Economic environment
During 2015, the US economy continued to grow, driven mostly by the services sector and increased private consumption. The recovery of the residential housing and employment markets continued. Inflation remained low, driven by lower energy prices and the US dollar strength. Economic recovery in the eurozone continued in 2015, despite the political and financial uncertainty relating to the Greek debt negotiations. Eurozone inflation rose slightly during the year, but remained at historically low levels. Among emerging markets, China’s economic growth rate stabilized, supported by monetary and fiscal stimulus measures. Indian economic growth accelerated slightly, while the Russian and Brazilian economies experienced recessionary pressures.

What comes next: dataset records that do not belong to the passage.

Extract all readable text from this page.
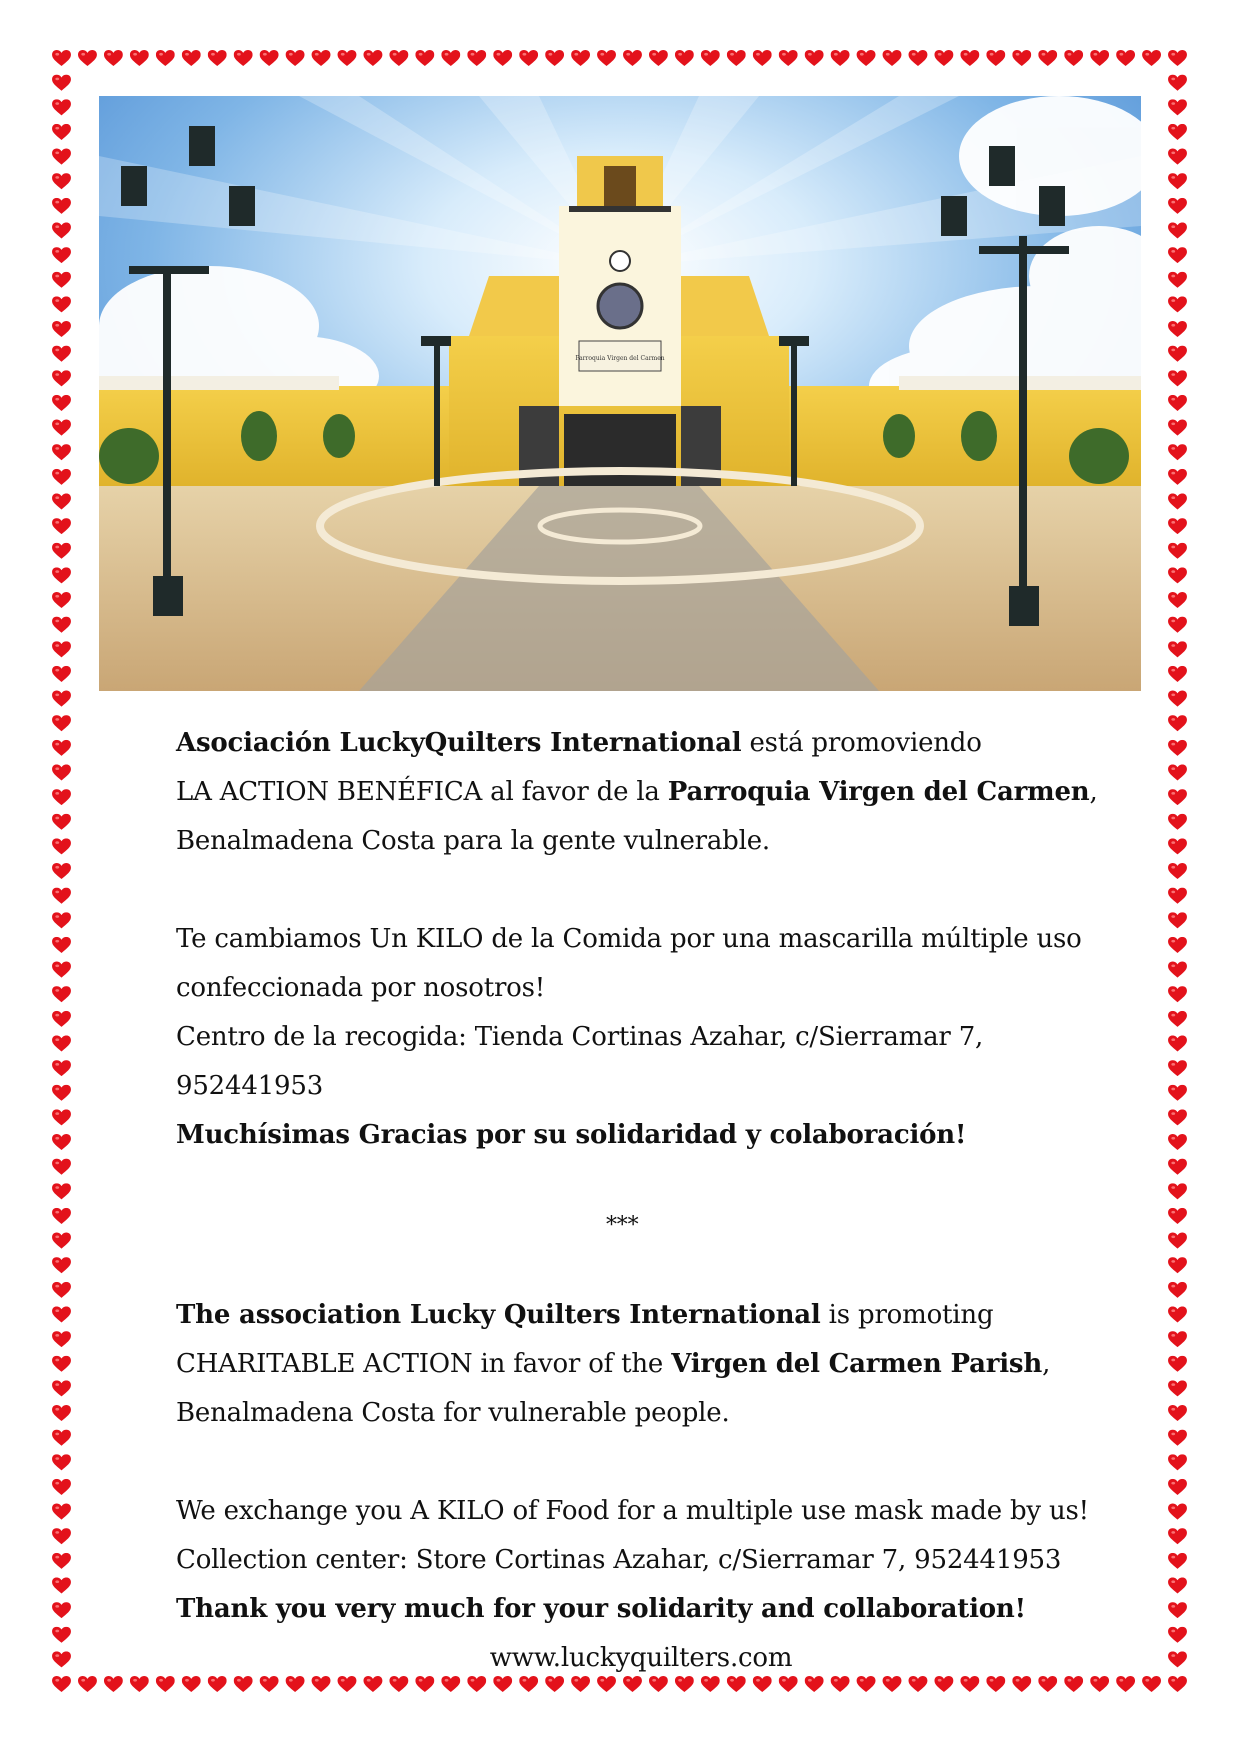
Parroquia Virgen del Carmen

Asociación LuckyQuilters International está promoviendo

LA ACTION BENÉFICA al favor de la Parroquia Virgen del Carmen,

Benalmadena Costa para la gente vulnerable.

Te cambiamos Un KILO de la Comida por una mascarilla múltiple uso

confeccionada por nosotros!

Centro de la recogida: Tienda Cortinas Azahar, c/Sierramar 7, 952441953

Muchísimas Gracias por su solidaridad y colaboración!

***

The association Lucky Quilters International is promoting

CHARITABLE ACTION in favor of the Virgen del Carmen Parish,

Benalmadena Costa for vulnerable people.

We exchange you A KILO of Food for a multiple use mask made by us!

Collection center: Store Cortinas Azahar, c/Sierramar 7, 952441953

Thank you very much for your solidarity and collaboration!

www.luckyquilters.com
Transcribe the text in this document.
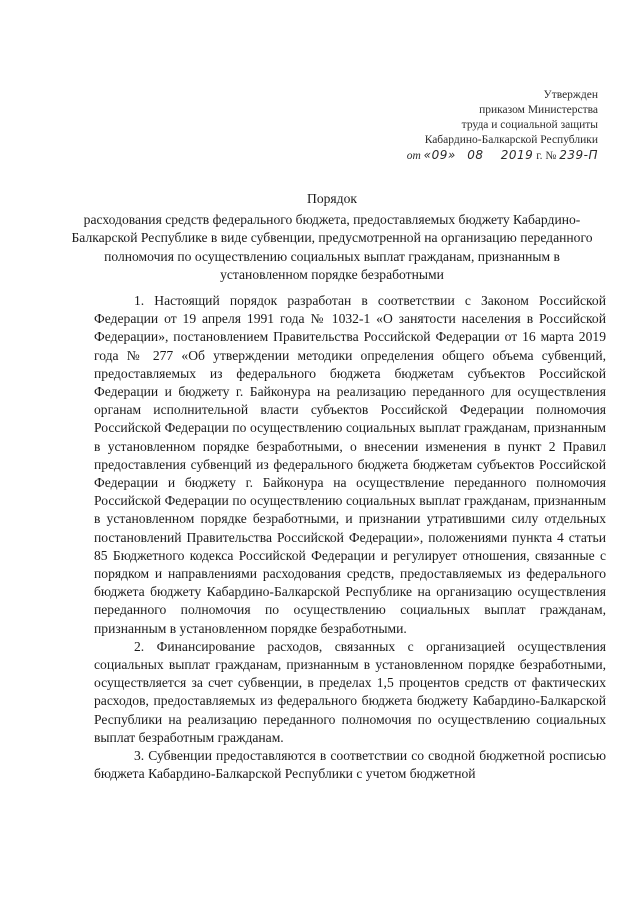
Утвержден
приказом Министерства
труда и социальной защиты
Кабардино-Балкарской Республики
от «09» 08 2019 г. № 239-П
Порядок
расходования средств федерального бюджета, предоставляемых бюджету Кабардино-Балкарской Республике в виде субвенции, предусмотренной на организацию переданного полномочия по осуществлению социальных выплат гражданам, признанным в установленном порядке безработными

1. Настоящий порядок разработан в соответствии с Законом Российской Федерации от 19 апреля 1991 года № 1032-1 «О занятости населения в Российской Федерации», постановлением Правительства Российской Федерации от 16 марта 2019 года № 277 «Об утверждении методики определения общего объема субвенций, предоставляемых из федерального бюджета бюджетам субъектов Российской Федерации и бюджету г. Байконура на реализацию переданного для осуществления органам исполнительной власти субъектов Российской Федерации полномочия Российской Федерации по осуществлению социальных выплат гражданам, признанным в установленном порядке безработными, о внесении изменения в пункт 2 Правил предоставления субвенций из федерального бюджета бюджетам субъектов Российской Федерации и бюджету г. Байконура на осуществление переданного полномочия Российской Федерации по осуществлению социальных выплат гражданам, признанным в установленном порядке безработными, и признании утратившими силу отдельных постановлений Правительства Российской Федерации», положениями пункта 4 статьи 85 Бюджетного кодекса Российской Федерации и регулирует отношения, связанные с порядком и направлениями расходования средств, предоставляемых из федерального бюджета бюджету Кабардино-Балкарской Республике на организацию осуществления переданного полномочия по осуществлению социальных выплат гражданам, признанным в установленном порядке безработными.

2. Финансирование расходов, связанных с организацией осуществления социальных выплат гражданам, признанным в установленном порядке безработными, осуществляется за счет субвенции, в пределах 1,5 процентов средств от фактических расходов, предоставляемых из федерального бюджета бюджету Кабардино-Балкарской Республики на реализацию переданного полномочия по осуществлению социальных выплат безработным гражданам.

3. Субвенции предоставляются в соответствии со сводной бюджетной росписью бюджета Кабардино-Балкарской Республики с учетом бюджетной
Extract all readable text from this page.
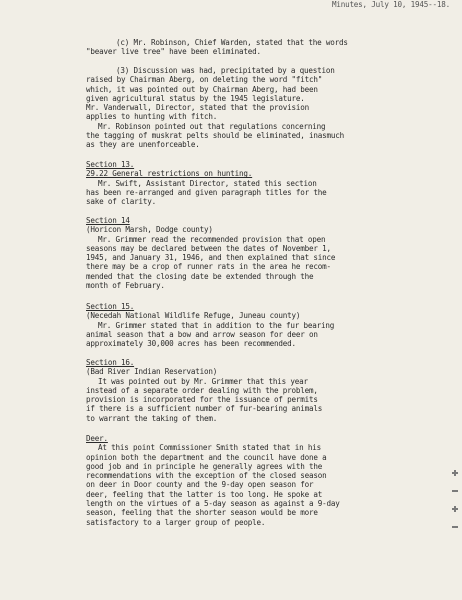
Minutes, July 10, 1945--18.
(c) Mr. Robinson, Chief Warden, stated that the words
"beaver live tree" have been eliminated.
(3) Discussion was had, precipitated by a question
raised by Chairman Aberg, on deleting the word "fitch"
which, it was pointed out by Chairman Aberg, had been
given agricultural status by the 1945 legislature.
Mr. Vanderwall, Director, stated that the provision
applies to hunting with fitch.
Mr. Robinson pointed out that regulations concerning
the tagging of muskrat pelts should be eliminated, inasmuch
as they are unenforceable.
Section 13.
29.22 General restrictions on hunting.
Mr. Swift, Assistant Director, stated this section
has been re-arranged and given paragraph titles for the
sake of clarity.
Section 14
(Horicon Marsh, Dodge county)
Mr. Grimmer read the recommended provision that open
seasons may be declared between the dates of November 1,
1945, and January 31, 1946, and then explained that since
there may be a crop of runner rats in the area he recom-
mended that the closing date be extended through the
month of February.
Section 15.
(Necedah National Wildlife Refuge, Juneau county)
Mr. Grimmer stated that in addition to the fur bearing
animal season that a bow and arrow season for deer on
approximately 30,000 acres has been recommended.
Section 16.
(Bad River Indian Reservation)
It was pointed out by Mr. Grimmer that this year
instead of a separate order dealing with the problem,
provision is incorporated for the issuance of permits
if there is a sufficient number of fur-bearing animals
to warrant the taking of them.
Deer.
At this point Commissioner Smith stated that in his
opinion both the department and the council have done a
good job and in principle he generally agrees with the
recommendations with the exception of the closed season
on deer in Door county and the 9-day open season for
deer, feeling that the latter is too long. He spoke at
length on the virtues of a 5-day season as against a 9-day
season, feeling that the shorter season would be more
satisfactory to a larger group of people.
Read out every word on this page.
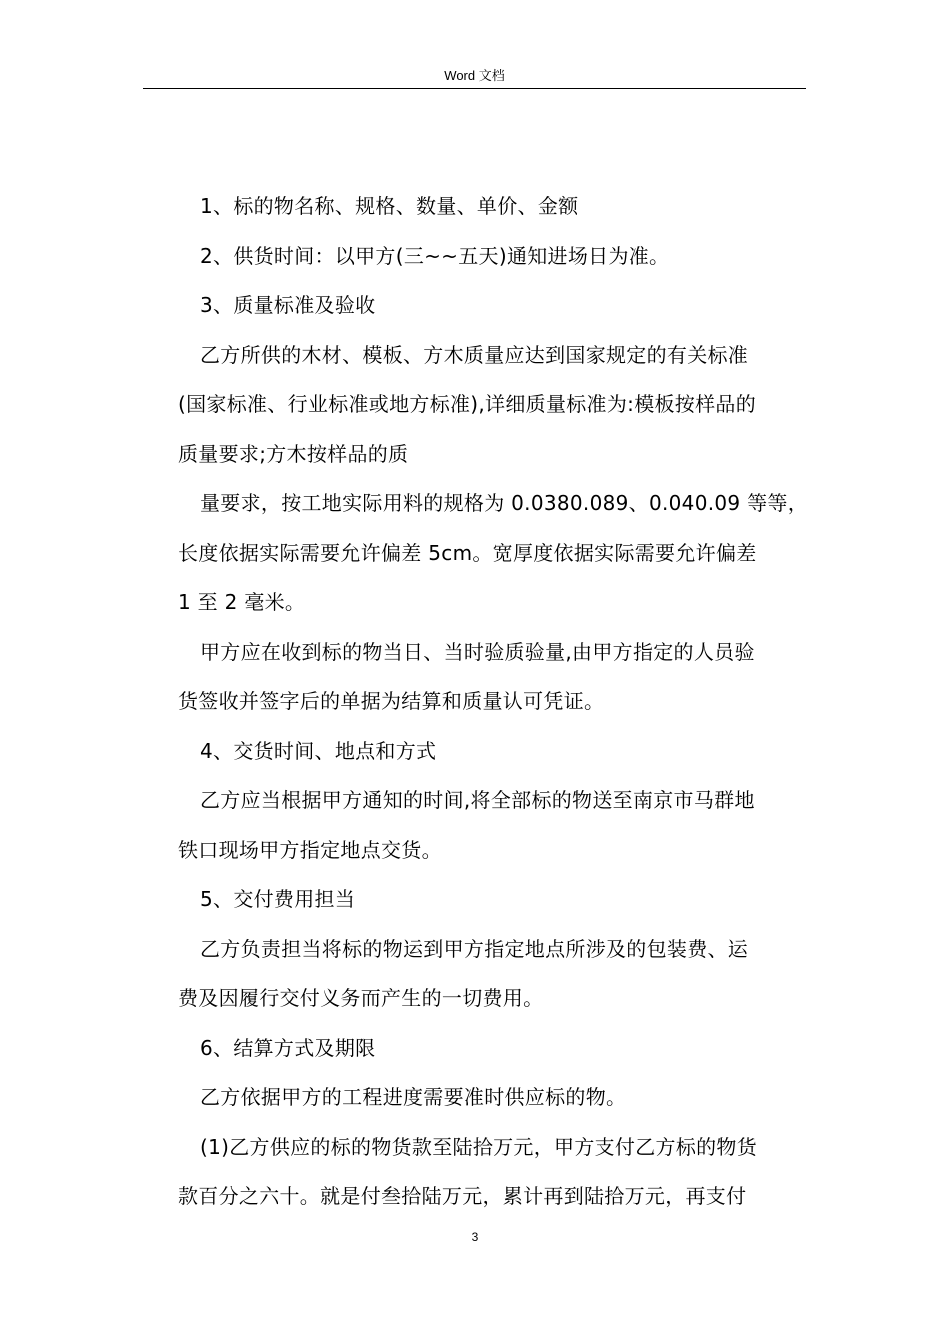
Word 文档
1、标的物名称、规格、数量、单价、金额
2、供货时间：以甲方(三~~五天)通知进场日为准。
3、质量标准及验收
乙方所供的木材、模板、方木质量应达到国家规定的有关标准
(国家标准、行业标准或地方标准),详细质量标准为:模板按样品的
质量要求;方木按样品的质
量要求，按工地实际用料的规格为 0.0380.089、0.040.09 等等，
长度依据实际需要允许偏差 5cm。宽厚度依据实际需要允许偏差
1 至 2 毫米。
甲方应在收到标的物当日、当时验质验量,由甲方指定的人员验
货签收并签字后的单据为结算和质量认可凭证。
4、交货时间、地点和方式
乙方应当根据甲方通知的时间,将全部标的物送至南京市马群地
铁口现场甲方指定地点交货。
5、交付费用担当
乙方负责担当将标的物运到甲方指定地点所涉及的包装费、运
费及因履行交付义务而产生的一切费用。
6、结算方式及期限
乙方依据甲方的工程进度需要准时供应标的物。
(1)乙方供应的标的物货款至陆拾万元，甲方支付乙方标的物货
款百分之六十。就是付叁拾陆万元，累计再到陆拾万元，再支付
3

In January 2015, the Swiss National Bank (SNB) decided to discontinue the minimum exchange rate of CHF 1.20 per euro and to lower the interest rate by 50 basis points to (0.75)% on sight deposits that exceed a certain threshold. The SNB also decreased the target range for the three-month Swiss franc >>>London Interbank Offered Rate. These decisions led to a significant strengthening of the Swiss franc against the euro and other major currencies and a decrease in Swiss franc interest rates. It subsequently continued to intervene in foreign exchange markets to stabilize the Swiss franc, while maintaining negative short-term interest rates. In December 2015, the US Federal Reserve (Fed) raised its target range for the federal funds rate by 25 basis points, its first increase since 2006. In contrast, the European Central Bank (ECB) expanded its asset purchase program and extended it until March 2017. Among major emerging markets, the People’s Bank of China as well as the central banks of Russia and India eased monetary policy, whereas Brazil’s central bank raised interest rates several times during the year.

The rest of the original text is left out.